The Goal of "Fixing" the Language
There was one aim in particular held before the eyes of the men of the past. This was to render the language what they called fixed. If that were once accomplished, the speech would undergo no further change, save on an extremely limited scale and in certain well-defined directions. The tide of corruptions, real or assumed, would thus be permanently stayed. A belief of this sort has been widely cherished in every age and in every country possessed of a literature. It has naturally exercised the minds of many of those speaking our own tongue. That men of letters should indulge in it is not particularly surprising. However much they may deal with language as an instrument of expression, they have in general little knowledge of its history or of the diverse influences that are always operating upon it and modifying its character. But it shows how thoroughly this idea had permeated the minds of all that we find it proclaimed by a scholar of the intellectual stature of Bentley. "It would be no difficult contrivance," he wrote: "if the public had any regard to it, to make the English tongue immutable, unless hereafter some foreign nation overrun and invade us."
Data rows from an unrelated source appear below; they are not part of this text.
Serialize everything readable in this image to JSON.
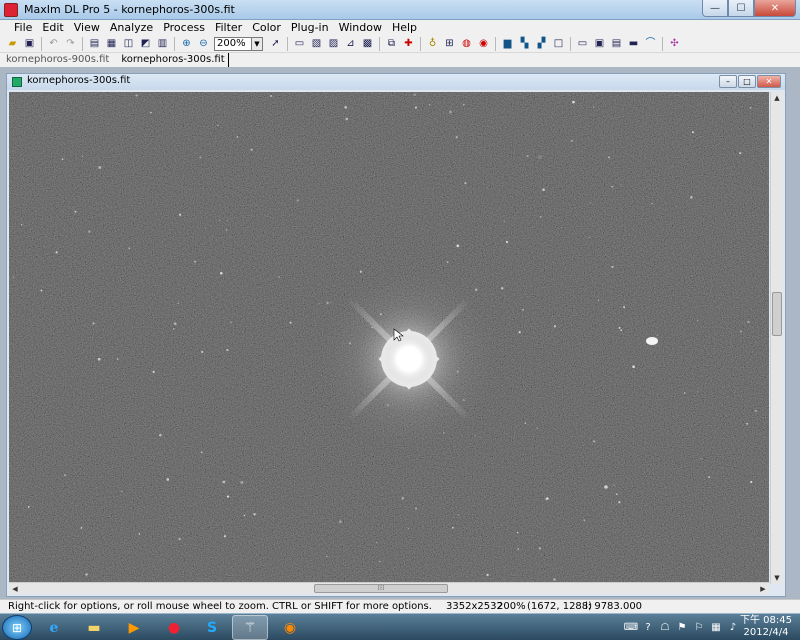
{
  "window": {
    "title": "MaxIm DL Pro 5 - kornephoros-300s.fit",
    "min": "—",
    "max": "☐",
    "close": "✕"
  },
  "menu": [
    "File",
    "Edit",
    "View",
    "Analyze",
    "Process",
    "Filter",
    "Color",
    "Plug-in",
    "Window",
    "Help"
  ],
  "toolbar": {
    "zoom": "200%"
  },
  "doc_tabs": [
    "kornephoros-900s.fit",
    "kornephoros-300s.fit"
  ],
  "child": {
    "title": "kornephoros-300s.fit",
    "min": "–",
    "max": "□",
    "close": "✕"
  },
  "status": {
    "hint": "Right-click for options, or roll mouse wheel to zoom. CTRL or SHIFT for more options.",
    "dims": "3352x2532",
    "zoom": "200%",
    "coords": "(1672, 1288)",
    "intensity": "i: 9783.000"
  },
  "taskbar": {
    "time": "下午 08:45",
    "date": "2012/4/4"
  }
}
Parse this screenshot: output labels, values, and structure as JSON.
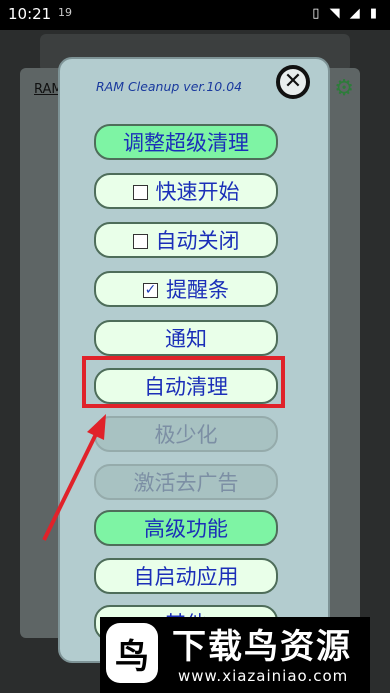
{
  "status_bar": {
    "time": "10:21",
    "extra_icon": "19",
    "icons": "vibrate-icon wifi-icon signal-icon battery-icon"
  },
  "background": {
    "label": "RAM"
  },
  "dialog": {
    "title": "RAM Cleanup ver.10.04",
    "close_glyph": "✕",
    "buttons": [
      {
        "label": "调整超级清理",
        "state": "highlighted"
      },
      {
        "label": "快速开始",
        "checkbox": true,
        "checked": false
      },
      {
        "label": "自动关闭",
        "checkbox": true,
        "checked": false
      },
      {
        "label": "提醒条",
        "checkbox": true,
        "checked": true
      },
      {
        "label": "通知"
      },
      {
        "label": "自动清理",
        "annotated": true
      },
      {
        "label": "极少化",
        "state": "disabled"
      },
      {
        "label": "激活去广告",
        "state": "disabled"
      },
      {
        "label": "高级功能",
        "state": "highlighted"
      },
      {
        "label": "自启动应用"
      },
      {
        "label": "其他"
      }
    ]
  },
  "annotation": {
    "color": "#e0222a"
  },
  "watermark": {
    "logo": "鸟",
    "title": "下载鸟资源",
    "url": "www.xiazainiao.com"
  }
}
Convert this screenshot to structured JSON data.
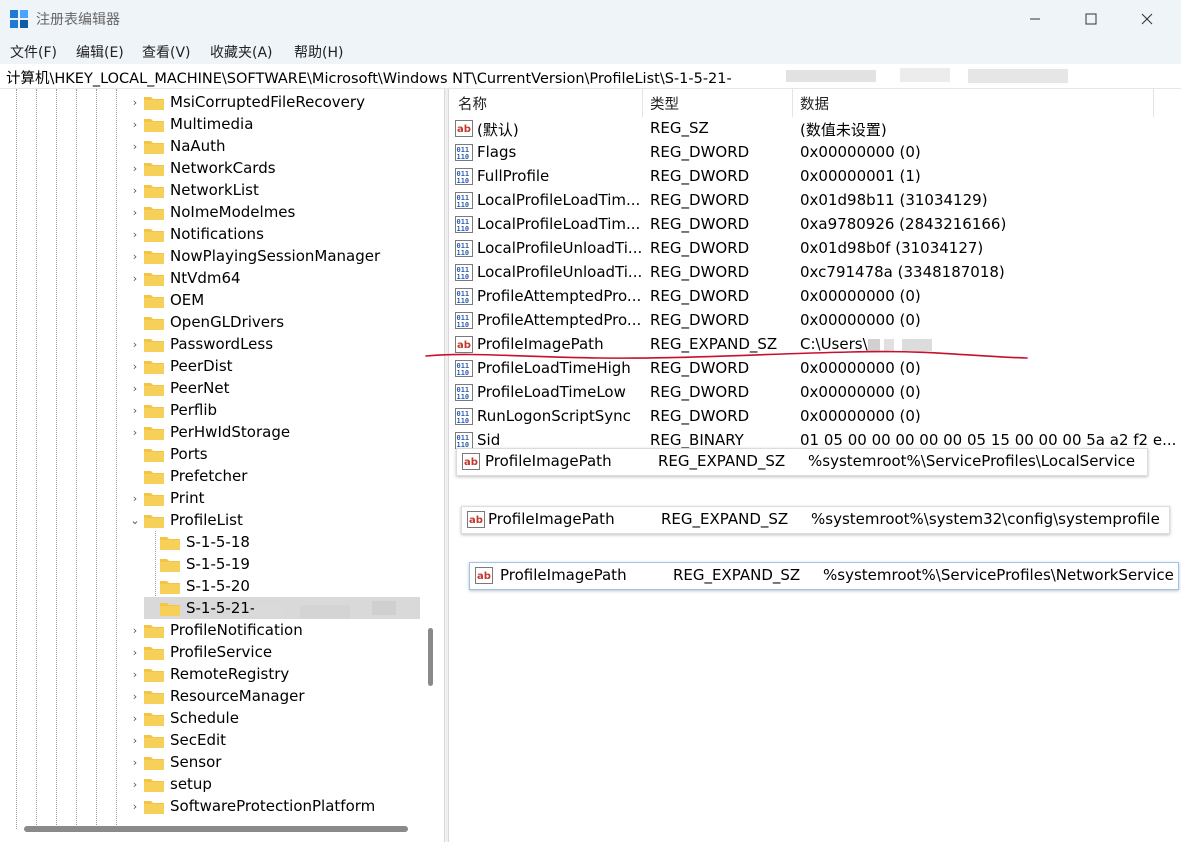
{
  "window": {
    "title": "注册表编辑器",
    "controls": {
      "minimize": "—",
      "maximize": "☐",
      "close": "✕"
    }
  },
  "menu": [
    "文件(F)",
    "编辑(E)",
    "查看(V)",
    "收藏夹(A)",
    "帮助(H)"
  ],
  "address": "计算机\\HKEY_LOCAL_MACHINE\\SOFTWARE\\Microsoft\\Windows NT\\CurrentVersion\\ProfileList\\S-1-5-21-",
  "tree": {
    "items": [
      {
        "label": "MsiCorruptedFileRecovery",
        "chev": "›"
      },
      {
        "label": "Multimedia",
        "chev": "›"
      },
      {
        "label": "NaAuth",
        "chev": "›"
      },
      {
        "label": "NetworkCards",
        "chev": "›"
      },
      {
        "label": "NetworkList",
        "chev": "›"
      },
      {
        "label": "NoImeModelmes",
        "chev": "›"
      },
      {
        "label": "Notifications",
        "chev": "›"
      },
      {
        "label": "NowPlayingSessionManager",
        "chev": "›"
      },
      {
        "label": "NtVdm64",
        "chev": "›"
      },
      {
        "label": "OEM",
        "chev": ""
      },
      {
        "label": "OpenGLDrivers",
        "chev": ""
      },
      {
        "label": "PasswordLess",
        "chev": "›"
      },
      {
        "label": "PeerDist",
        "chev": "›"
      },
      {
        "label": "PeerNet",
        "chev": "›"
      },
      {
        "label": "Perflib",
        "chev": "›"
      },
      {
        "label": "PerHwIdStorage",
        "chev": "›"
      },
      {
        "label": "Ports",
        "chev": ""
      },
      {
        "label": "Prefetcher",
        "chev": ""
      },
      {
        "label": "Print",
        "chev": "›"
      },
      {
        "label": "ProfileList",
        "chev": "⌄"
      },
      {
        "label": "S-1-5-18",
        "chev": ""
      },
      {
        "label": "S-1-5-19",
        "chev": ""
      },
      {
        "label": "S-1-5-20",
        "chev": ""
      },
      {
        "label": "S-1-5-21-",
        "chev": ""
      },
      {
        "label": "ProfileNotification",
        "chev": "›"
      },
      {
        "label": "ProfileService",
        "chev": "›"
      },
      {
        "label": "RemoteRegistry",
        "chev": "›"
      },
      {
        "label": "ResourceManager",
        "chev": "›"
      },
      {
        "label": "Schedule",
        "chev": "›"
      },
      {
        "label": "SecEdit",
        "chev": "›"
      },
      {
        "label": "Sensor",
        "chev": "›"
      },
      {
        "label": "setup",
        "chev": "›"
      },
      {
        "label": "SoftwareProtectionPlatform",
        "chev": "›"
      }
    ]
  },
  "list": {
    "headers": {
      "name": "名称",
      "type": "类型",
      "data": "数据"
    },
    "rows": [
      {
        "icon": "string-value-icon",
        "name": "(默认)",
        "type": "REG_SZ",
        "data": "(数值未设置)"
      },
      {
        "icon": "binary-value-icon",
        "name": "Flags",
        "type": "REG_DWORD",
        "data": "0x00000000 (0)"
      },
      {
        "icon": "binary-value-icon",
        "name": "FullProfile",
        "type": "REG_DWORD",
        "data": "0x00000001 (1)"
      },
      {
        "icon": "binary-value-icon",
        "name": "LocalProfileLoadTim...",
        "type": "REG_DWORD",
        "data": "0x01d98b11 (31034129)"
      },
      {
        "icon": "binary-value-icon",
        "name": "LocalProfileLoadTim...",
        "type": "REG_DWORD",
        "data": "0xa9780926 (2843216166)"
      },
      {
        "icon": "binary-value-icon",
        "name": "LocalProfileUnloadTi...",
        "type": "REG_DWORD",
        "data": "0x01d98b0f (31034127)"
      },
      {
        "icon": "binary-value-icon",
        "name": "LocalProfileUnloadTi...",
        "type": "REG_DWORD",
        "data": "0xc791478a (3348187018)"
      },
      {
        "icon": "binary-value-icon",
        "name": "ProfileAttemptedPro...",
        "type": "REG_DWORD",
        "data": "0x00000000 (0)"
      },
      {
        "icon": "binary-value-icon",
        "name": "ProfileAttemptedPro...",
        "type": "REG_DWORD",
        "data": "0x00000000 (0)"
      },
      {
        "icon": "string-value-icon",
        "name": "ProfileImagePath",
        "type": "REG_EXPAND_SZ",
        "data": "C:\\Users\\"
      },
      {
        "icon": "binary-value-icon",
        "name": "ProfileLoadTimeHigh",
        "type": "REG_DWORD",
        "data": "0x00000000 (0)"
      },
      {
        "icon": "binary-value-icon",
        "name": "ProfileLoadTimeLow",
        "type": "REG_DWORD",
        "data": "0x00000000 (0)"
      },
      {
        "icon": "binary-value-icon",
        "name": "RunLogonScriptSync",
        "type": "REG_DWORD",
        "data": "0x00000000 (0)"
      },
      {
        "icon": "binary-value-icon",
        "name": "Sid",
        "type": "REG_BINARY",
        "data": "01 05 00 00 00 00 00 05 15 00 00 00 5a a2 f2 e..."
      }
    ]
  },
  "overlays": [
    {
      "name": "ProfileImagePath",
      "type": "REG_EXPAND_SZ",
      "data": "%systemroot%\\ServiceProfiles\\LocalService"
    },
    {
      "name": "ProfileImagePath",
      "type": "REG_EXPAND_SZ",
      "data": "%systemroot%\\system32\\config\\systemprofile"
    },
    {
      "name": "ProfileImagePath",
      "type": "REG_EXPAND_SZ",
      "data": "%systemroot%\\ServiceProfiles\\NetworkService"
    }
  ],
  "colors": {
    "folder": "#f4c542",
    "selection": "#d9d9d9",
    "annotation": "#c8102e",
    "icon_blue": "#2a5fb0",
    "icon_red": "#c0392b"
  }
}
But it is perhaps hopeless to expect that any man, however eminent, shall be in most things much in advance of his age. Bentley, great scholar as he was, shared to its full extent in the special ignorance, then prevalent, of the English tongue and of its history. Nor in his general linguistic views was he superior to his contemporaries. In the very passage containing the quotation just given, he spoke gravely of the Hebrew as the primitive language of mankind. He further asserted that it underwent no change from the creation to the time of the Babylonian captivity--that is, according to the then received reckoning, about three thousand years. It is not reasonable to expect that a man should be more accurate in his conclusions than he is in his facts. It will create no surprise, therefore, to find that Bentley could see no reason why English, too, having been glutted with Latin words to its full capacity and needing no further additions, should not continue unchanged for the rest of its existence.
Samuel Johnson on Fixing Speech
Even later, Dr. Johnson, in the Plan of his Dictionary, issued in 1747, declared that one end of his undertaking was "to fix the English language." But a man could not compile a vocabulary of the tongue without learning something of the nature of speech. By the time he finished his work, he had been cured of this particular error. It seemed impossible for most men of the past--the impossibility continues for some men of the present--to comprehend the elementary principle that in order to have a language become fixed, it is first necessary that those who speak it should become dead--dead at least intellectually, if not physically. Then, indeed,it can undergo no change, for there is no one to change it. But so long as it lives in the mouths of men, and not merely in the pages of books, it must constantly introduce new words and phrases to express the new facts which have been brought to the knowledge of those who speak it, the new inventions and discoveries which they have made, the new ideas and feelings which they have come to entertain.